Arbeite an der langsamen einatmung in dieser Haltung und
beim ausatmen ziehe den Bauch nachhaltig zurück was den unteren Rücken und die Bandscheiben stärkt.

Grüße

Namaste liebe Parvati,

Erfahrung zu deinem Bandscheibenvorfall habe ich nicht. Mich interessiert aber besonders der Schutz der Wirbelsäule bei den Übungen, da ich auf Grund langer Yoga-Praxis ab und an Fehler gemacht und erkannt habe. Zum Glück aber immer nur Schmerzen und keine bleibende Schäden, die mich eines besseren belehrt haben.

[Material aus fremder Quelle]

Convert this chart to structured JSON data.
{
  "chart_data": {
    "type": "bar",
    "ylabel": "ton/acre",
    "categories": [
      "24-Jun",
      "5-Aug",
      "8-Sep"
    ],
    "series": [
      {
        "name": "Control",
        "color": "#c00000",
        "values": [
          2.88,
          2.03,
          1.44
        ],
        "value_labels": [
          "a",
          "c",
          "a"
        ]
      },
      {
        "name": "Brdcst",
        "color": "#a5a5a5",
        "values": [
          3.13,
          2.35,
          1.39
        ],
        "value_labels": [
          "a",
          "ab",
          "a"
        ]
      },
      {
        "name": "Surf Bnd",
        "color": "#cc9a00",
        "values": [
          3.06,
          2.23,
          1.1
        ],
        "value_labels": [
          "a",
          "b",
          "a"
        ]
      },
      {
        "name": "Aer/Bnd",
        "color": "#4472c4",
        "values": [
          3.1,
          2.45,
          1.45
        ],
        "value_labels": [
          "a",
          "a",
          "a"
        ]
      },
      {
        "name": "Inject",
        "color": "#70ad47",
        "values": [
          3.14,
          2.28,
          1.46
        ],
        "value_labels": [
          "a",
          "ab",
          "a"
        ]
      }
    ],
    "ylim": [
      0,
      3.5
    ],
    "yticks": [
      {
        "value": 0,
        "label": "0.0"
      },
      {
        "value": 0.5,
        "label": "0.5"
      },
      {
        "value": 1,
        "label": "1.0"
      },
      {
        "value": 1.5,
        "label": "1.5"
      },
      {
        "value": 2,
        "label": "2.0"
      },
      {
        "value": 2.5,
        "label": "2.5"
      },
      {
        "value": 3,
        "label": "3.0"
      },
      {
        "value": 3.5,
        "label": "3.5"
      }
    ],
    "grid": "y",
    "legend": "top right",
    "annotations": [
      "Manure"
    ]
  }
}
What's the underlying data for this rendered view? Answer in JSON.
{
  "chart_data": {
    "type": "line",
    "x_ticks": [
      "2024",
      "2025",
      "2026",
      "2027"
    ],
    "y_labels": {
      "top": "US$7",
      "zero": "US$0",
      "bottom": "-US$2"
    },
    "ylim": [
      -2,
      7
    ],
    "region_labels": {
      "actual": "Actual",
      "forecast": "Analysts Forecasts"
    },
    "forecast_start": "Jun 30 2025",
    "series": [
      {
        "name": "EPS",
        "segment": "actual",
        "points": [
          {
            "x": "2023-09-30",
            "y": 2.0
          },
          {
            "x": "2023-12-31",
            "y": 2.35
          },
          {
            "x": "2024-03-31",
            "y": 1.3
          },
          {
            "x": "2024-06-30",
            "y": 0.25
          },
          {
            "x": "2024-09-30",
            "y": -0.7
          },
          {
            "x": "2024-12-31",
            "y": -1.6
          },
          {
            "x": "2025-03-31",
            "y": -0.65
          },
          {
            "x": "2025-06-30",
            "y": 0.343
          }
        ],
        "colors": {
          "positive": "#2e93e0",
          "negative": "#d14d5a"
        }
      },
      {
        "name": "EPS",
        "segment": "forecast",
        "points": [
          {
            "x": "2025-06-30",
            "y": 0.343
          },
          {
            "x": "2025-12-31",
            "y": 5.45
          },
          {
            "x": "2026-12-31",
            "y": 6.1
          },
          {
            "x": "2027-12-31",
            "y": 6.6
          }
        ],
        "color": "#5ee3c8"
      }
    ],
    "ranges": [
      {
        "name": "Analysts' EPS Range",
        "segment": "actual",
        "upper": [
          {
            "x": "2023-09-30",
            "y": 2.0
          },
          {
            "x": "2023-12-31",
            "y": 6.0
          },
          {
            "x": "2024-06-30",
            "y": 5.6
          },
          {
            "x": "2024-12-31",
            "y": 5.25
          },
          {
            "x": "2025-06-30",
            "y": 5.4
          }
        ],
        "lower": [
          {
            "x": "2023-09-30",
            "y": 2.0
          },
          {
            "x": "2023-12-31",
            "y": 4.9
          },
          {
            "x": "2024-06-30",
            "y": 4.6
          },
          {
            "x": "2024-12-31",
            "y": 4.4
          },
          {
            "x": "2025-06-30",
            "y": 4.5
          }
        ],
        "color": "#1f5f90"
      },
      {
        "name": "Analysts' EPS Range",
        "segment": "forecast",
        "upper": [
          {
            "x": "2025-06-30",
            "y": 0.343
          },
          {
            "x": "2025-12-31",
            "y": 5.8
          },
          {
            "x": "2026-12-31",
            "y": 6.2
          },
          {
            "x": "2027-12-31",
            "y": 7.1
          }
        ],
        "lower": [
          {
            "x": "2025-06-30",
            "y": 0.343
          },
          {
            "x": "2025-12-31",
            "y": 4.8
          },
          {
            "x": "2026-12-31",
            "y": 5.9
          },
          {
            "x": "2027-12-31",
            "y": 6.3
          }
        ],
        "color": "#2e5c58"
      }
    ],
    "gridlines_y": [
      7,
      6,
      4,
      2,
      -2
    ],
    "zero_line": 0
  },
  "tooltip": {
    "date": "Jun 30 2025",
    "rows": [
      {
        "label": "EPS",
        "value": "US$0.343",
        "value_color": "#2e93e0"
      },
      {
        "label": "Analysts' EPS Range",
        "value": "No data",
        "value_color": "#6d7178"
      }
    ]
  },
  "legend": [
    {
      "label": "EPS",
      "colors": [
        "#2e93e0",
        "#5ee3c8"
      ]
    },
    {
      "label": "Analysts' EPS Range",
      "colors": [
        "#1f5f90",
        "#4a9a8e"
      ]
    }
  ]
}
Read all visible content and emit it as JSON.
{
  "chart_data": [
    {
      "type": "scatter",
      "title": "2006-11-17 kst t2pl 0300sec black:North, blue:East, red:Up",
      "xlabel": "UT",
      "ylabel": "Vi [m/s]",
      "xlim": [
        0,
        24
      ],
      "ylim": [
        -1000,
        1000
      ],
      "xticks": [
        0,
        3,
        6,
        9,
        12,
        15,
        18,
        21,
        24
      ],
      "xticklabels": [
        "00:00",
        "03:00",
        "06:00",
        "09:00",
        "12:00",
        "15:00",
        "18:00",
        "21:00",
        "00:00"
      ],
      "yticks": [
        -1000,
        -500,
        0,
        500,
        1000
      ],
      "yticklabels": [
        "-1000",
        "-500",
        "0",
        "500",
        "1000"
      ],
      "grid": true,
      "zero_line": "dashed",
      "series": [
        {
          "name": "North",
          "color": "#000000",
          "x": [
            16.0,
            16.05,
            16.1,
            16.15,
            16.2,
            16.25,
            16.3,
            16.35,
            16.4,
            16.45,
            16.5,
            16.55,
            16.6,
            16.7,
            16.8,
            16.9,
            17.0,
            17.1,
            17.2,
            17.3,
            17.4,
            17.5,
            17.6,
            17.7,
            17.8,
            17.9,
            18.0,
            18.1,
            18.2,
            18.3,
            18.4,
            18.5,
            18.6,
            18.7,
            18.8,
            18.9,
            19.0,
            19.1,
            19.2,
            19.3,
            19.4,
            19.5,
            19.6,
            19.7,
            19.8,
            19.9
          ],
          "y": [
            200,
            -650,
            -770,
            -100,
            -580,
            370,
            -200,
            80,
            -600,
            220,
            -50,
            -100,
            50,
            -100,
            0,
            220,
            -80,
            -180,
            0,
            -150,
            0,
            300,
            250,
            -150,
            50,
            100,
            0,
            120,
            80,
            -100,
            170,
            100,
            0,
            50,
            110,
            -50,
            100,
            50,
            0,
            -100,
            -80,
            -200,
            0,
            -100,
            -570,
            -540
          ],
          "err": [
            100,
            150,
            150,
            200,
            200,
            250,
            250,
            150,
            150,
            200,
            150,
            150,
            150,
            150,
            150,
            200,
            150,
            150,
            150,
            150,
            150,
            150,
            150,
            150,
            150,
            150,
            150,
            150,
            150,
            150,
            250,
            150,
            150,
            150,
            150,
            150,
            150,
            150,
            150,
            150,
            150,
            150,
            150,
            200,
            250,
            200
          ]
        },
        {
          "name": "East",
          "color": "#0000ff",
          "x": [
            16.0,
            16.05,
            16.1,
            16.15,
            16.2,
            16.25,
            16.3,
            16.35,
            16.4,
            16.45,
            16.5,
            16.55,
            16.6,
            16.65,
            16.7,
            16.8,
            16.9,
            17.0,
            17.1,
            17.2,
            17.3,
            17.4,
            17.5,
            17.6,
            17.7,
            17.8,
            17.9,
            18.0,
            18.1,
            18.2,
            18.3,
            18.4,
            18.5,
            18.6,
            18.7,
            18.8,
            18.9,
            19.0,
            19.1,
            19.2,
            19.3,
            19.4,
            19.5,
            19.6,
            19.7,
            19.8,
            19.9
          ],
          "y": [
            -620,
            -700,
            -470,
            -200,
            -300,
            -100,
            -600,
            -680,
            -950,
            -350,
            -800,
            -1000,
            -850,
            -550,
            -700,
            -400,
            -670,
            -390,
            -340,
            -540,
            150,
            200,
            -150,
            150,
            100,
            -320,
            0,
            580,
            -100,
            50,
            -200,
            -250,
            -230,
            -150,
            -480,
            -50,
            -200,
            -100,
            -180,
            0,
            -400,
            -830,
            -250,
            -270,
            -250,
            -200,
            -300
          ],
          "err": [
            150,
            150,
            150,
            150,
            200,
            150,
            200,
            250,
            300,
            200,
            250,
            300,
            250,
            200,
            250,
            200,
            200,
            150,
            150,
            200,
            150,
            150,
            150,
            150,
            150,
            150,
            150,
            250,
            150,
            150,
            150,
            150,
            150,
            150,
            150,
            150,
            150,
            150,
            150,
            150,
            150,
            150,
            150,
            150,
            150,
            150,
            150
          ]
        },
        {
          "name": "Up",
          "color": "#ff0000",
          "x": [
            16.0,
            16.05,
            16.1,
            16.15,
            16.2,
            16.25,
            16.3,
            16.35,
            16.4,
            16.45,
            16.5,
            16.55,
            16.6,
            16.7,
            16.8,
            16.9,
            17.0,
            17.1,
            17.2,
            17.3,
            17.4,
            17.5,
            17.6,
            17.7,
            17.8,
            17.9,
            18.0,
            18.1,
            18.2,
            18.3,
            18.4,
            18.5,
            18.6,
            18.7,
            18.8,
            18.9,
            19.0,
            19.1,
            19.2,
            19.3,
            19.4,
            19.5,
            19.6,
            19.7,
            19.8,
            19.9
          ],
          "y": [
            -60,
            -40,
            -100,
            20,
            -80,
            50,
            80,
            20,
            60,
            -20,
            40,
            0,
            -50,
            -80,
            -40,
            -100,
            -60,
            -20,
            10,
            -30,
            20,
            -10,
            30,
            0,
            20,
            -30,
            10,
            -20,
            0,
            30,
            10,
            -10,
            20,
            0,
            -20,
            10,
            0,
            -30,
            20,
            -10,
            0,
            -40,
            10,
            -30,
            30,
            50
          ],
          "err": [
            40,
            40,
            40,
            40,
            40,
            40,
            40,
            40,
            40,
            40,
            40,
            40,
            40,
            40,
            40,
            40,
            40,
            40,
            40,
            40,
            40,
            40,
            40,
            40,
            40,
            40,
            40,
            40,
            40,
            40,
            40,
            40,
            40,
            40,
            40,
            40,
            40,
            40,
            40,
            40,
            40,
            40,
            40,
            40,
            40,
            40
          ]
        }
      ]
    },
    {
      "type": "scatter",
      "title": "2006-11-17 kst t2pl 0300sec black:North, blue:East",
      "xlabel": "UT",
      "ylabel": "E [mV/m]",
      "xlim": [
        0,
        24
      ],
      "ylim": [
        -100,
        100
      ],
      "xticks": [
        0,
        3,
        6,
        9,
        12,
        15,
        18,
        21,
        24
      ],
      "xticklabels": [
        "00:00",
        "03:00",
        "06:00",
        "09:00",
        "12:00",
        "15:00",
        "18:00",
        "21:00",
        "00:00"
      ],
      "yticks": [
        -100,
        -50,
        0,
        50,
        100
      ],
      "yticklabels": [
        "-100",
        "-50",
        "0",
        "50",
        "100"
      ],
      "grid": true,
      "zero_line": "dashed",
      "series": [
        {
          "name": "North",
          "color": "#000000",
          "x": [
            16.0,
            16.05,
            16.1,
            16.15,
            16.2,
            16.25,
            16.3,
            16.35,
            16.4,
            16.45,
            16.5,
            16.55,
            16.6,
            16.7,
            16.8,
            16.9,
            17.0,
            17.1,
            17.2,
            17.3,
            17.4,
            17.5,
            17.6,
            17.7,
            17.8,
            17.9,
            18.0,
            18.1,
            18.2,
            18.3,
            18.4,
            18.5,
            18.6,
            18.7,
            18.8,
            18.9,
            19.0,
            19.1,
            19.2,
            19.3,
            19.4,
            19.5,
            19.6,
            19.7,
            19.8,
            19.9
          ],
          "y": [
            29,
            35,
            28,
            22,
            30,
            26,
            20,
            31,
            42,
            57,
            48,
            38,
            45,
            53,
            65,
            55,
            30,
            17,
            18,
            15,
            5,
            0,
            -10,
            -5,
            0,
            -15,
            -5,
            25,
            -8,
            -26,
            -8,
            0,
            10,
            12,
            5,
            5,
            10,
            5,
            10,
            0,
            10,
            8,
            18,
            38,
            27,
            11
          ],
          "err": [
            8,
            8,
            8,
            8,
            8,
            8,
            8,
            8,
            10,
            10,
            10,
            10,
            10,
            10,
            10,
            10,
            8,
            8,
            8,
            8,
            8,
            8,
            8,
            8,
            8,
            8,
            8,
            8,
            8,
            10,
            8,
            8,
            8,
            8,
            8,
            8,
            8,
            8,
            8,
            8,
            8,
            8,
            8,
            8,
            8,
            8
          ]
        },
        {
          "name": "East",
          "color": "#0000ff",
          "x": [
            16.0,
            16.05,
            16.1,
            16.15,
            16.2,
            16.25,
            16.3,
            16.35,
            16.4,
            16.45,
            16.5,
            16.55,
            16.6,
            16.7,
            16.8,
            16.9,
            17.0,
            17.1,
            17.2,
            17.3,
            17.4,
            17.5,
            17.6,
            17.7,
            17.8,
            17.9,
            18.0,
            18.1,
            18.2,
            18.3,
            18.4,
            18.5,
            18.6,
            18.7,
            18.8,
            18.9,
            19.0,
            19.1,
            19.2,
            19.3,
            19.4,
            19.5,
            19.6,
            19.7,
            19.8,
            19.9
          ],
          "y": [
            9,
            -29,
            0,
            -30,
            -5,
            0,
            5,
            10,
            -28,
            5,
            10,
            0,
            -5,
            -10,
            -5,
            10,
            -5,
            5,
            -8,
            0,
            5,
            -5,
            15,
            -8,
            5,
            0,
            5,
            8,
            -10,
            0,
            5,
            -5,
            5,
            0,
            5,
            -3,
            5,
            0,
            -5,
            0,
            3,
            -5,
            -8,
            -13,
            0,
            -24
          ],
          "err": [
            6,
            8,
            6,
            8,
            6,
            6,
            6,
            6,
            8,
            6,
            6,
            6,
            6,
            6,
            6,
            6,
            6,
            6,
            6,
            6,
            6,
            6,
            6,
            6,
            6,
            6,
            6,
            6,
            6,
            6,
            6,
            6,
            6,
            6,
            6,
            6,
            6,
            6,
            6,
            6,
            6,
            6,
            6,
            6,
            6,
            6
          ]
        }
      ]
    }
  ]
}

Alle Übungen würde ich eine gewisse Zeit lang nur sehr sanft machen. Wenn das nicht reicht, tatsächlich eine längere Pause. Weiterhin das Übungsprogramm systematisch gestalten um das Problem einzugrenzen, also mal Schwerpunkt Vorwärtsbeugen, mal Schwerpunkt Rückbeugen und dann mal die Wirkungen und Schmerzempfindungen beobachten. Vielleicht ist es nur eine bestimmte Asana, eine bestimmte Schieflage, eine ergonomische Fehlstellung die es zu entdecken gilt. Vielleicht mit Spiegel üben - ist der Rücken gerade? Schultern und Becken symetrisch?
Auch die Haltung im Alltag beobachten- PC und Tastatur ergonomisch vorwärts, also nicht schräg aufgestellt. Wie gut ist meine Matratze (sollte nicht durchgelegen sein, aber auch nicht zu hart, also so weit einsinken zulassen, dass die Lendenwirbel gestützt werden und man keine Hand durchschieben kann bei Taille in Seitenlage oder Lenden in Rückenlage). Wie lange sitze ich mit Rundrücken, wie oft sitze ich zu weich auf Sofa oder Sessel - statt angenehm hart auf einem Stuhl usw. Auch die Beinlänge kann ungleich sein und zu einem Beckenschiefstand führen (war bei einem Familienmitglied die Ursache für Rückenschmerz und auch dadurch erst erkannt worden).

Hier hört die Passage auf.